NEW YORK -- Pittsburgh Penguins coach Mike Sullivan knows winning the special-teams battle is a recipe for success in the Stanley Cup Playoffs.
The Penguins have done that against the New York Rangers through three games of the Eastern Conference First Round.
Sullivan went so far as to say that the power-play goal by Sidney Crosby with 42 seconds left in the second period of Game 3 at Madison Square Garden on Tuesday was the biggest goal of the series. The tying goal sparked the Penguins to a 3-1 win and a 2-1 lead in the best-of-7 series.
Game 4 is at Madison Square Garden on Thursday (7 p.m. ET; CNBC, TVA Sports, SN, ROOT, MSG).
"I think our zone entries have been pretty good (on the power play); we've had sufficient zone time," Sullivan said. "The Rangers have a high-pressure penalty kill and they put pressure on guys to have to make plays. I think our guys have done a good job with supporting the puck and trying to get the puck to the net.
"The power play in the last handful of games has scored some big goals for us."

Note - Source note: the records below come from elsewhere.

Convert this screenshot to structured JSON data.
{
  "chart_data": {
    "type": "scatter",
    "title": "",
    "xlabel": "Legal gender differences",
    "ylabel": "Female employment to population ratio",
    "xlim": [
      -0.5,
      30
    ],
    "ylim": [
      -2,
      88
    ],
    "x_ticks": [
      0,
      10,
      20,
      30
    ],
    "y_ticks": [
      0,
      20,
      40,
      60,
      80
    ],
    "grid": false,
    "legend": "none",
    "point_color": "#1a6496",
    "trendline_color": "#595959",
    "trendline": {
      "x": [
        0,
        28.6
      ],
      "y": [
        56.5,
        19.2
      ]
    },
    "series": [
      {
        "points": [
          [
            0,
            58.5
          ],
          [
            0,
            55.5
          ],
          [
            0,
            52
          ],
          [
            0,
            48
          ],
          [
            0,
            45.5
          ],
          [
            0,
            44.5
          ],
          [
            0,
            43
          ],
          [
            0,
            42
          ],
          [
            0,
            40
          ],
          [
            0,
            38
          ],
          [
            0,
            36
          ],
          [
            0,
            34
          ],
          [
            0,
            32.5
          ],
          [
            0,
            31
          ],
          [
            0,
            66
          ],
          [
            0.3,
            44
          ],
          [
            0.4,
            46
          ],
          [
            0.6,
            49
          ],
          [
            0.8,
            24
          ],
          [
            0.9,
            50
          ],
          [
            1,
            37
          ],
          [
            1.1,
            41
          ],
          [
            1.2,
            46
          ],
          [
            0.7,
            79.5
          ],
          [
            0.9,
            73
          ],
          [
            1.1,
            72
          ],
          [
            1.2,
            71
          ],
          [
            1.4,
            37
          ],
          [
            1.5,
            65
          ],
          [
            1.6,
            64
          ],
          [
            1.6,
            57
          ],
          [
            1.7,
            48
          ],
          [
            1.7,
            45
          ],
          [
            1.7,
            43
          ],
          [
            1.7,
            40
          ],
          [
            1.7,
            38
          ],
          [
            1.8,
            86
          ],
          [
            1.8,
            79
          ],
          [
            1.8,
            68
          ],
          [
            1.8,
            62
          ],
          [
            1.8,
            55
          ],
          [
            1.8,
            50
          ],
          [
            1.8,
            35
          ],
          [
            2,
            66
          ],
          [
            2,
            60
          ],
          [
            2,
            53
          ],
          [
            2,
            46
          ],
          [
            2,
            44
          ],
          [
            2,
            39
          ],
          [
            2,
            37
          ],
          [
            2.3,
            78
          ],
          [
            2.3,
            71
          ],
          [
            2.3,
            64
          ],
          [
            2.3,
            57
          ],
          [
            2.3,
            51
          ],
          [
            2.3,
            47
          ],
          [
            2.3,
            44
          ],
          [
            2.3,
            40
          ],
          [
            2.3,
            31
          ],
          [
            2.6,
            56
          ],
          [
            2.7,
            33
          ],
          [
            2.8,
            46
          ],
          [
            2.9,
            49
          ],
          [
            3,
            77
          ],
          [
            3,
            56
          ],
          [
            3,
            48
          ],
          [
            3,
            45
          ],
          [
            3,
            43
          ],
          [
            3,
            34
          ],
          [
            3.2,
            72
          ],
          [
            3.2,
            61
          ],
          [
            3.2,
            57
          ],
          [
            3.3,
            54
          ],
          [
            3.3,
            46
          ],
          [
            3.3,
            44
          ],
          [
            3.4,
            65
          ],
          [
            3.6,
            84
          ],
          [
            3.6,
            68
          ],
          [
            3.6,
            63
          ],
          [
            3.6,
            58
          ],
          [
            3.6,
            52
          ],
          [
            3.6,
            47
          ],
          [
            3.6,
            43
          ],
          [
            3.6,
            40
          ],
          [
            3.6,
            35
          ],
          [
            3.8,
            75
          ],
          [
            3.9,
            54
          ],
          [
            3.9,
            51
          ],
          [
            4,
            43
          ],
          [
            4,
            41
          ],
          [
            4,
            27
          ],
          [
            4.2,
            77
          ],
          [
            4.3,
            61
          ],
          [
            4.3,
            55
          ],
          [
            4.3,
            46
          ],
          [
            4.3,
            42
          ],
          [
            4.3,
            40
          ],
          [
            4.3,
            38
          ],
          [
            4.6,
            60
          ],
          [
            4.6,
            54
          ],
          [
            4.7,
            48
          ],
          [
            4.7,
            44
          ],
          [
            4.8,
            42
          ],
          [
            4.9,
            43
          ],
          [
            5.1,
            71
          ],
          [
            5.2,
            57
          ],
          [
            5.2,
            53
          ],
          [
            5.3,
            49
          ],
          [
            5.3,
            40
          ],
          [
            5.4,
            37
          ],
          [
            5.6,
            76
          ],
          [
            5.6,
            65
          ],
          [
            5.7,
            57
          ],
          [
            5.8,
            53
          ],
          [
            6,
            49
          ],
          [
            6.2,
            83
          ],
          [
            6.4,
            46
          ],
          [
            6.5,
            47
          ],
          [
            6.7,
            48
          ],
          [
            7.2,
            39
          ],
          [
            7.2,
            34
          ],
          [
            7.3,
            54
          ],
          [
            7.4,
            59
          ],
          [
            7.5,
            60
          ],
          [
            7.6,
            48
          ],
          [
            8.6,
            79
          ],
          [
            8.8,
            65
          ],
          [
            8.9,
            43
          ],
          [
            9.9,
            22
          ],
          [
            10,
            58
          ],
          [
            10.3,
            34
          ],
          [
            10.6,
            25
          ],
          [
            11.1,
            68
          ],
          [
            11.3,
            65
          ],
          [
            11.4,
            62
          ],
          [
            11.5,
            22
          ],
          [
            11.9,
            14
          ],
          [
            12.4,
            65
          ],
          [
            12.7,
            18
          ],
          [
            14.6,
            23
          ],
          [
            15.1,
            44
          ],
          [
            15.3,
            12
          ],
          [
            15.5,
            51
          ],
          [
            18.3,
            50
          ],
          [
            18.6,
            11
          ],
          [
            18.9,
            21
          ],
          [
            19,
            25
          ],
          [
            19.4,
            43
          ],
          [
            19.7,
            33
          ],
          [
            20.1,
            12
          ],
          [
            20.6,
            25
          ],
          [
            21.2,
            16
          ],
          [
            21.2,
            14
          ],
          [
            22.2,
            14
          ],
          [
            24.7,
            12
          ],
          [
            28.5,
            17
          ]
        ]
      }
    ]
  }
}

Video: PIT@NYR, Gm3: Crosby redirects a feed from Kessel
The Penguins are 4-for-13 on the power play and 11-for-12 on the penalty kill in the series.
"I think we have a lot of skill guys out there and it's clicking right now," Penguins right wing Phil Kessel said.
Kessel had the primary assist on Crosby's goal with a backdoor pass to pull the Penguins into a 1-1 tie.
Penguins center Evgeni Malkin, who works the point with defenseman Kris Letang on the first power-play unit, said he feels the key is finding a way to get pucks through on Rangers goalie Henrik Lundqvist.
"We have to use our skills; we have five good players out there so we just need to play right," Malkin said. "We need to shoot more because the Rangers are good at blocking shots. You have to find a way to get the puck between their legs or past them."
Penguins left wing Carl Hagelin, who plays on the penalty kill, said playing fast will make any team uncomfortable when trying to set up on the power play.
"It's important to stay humble and aggressive," Hagelin said. "All it takes for them is to have one good power play shift and they'll score one. We try not to think too much about it, but our aggressiveness is the key."
Penguins goaltender Marc-Andre Fleury (concussion), who did not practice Wednesday, will likely miss his 10th straight game, including his fourth of the Stanley Cup Playoffs. Fleury practiced Monday and remained off the ice during an optional morning skate Tuesday. Sullivan said he is day-to-day.
Rookie goalie Matt Murray made 16 saves in his first Stanley Cup Playoff start in Game 3. His win came less than a week after teammate Jeff Zatkoff won his playoff debut in Game 1 in Pittsburgh and lost Game 2. Pittsburgh is the first team in NHL history to have two goaltenders win his playoff debut in the same series.
"I expect the Rangers to throw more shots on me the next game if I do play," Murray said. "I'm sure that'll be a point of emphasis for their team, so I would expect a little more."
One lineup switch Sullivan made at practice was moving left wing Conor Sheary with Crosby and right wing Patric Hornqvist. Left wing Chris Kunitz, who had been on the top line, played with center Malkin and right wing Eric Fehr.
"[Sheary and Kuntiz] are two different types of players and they each bring something to the line they're on," Sullivan said. "We jockey those guys and move them back and forth based on what we see and how the lines are playing out. They both have played a fair amount with Crosby and Malkin, so it's an easy, seamless tweak for us. It just gives us another option."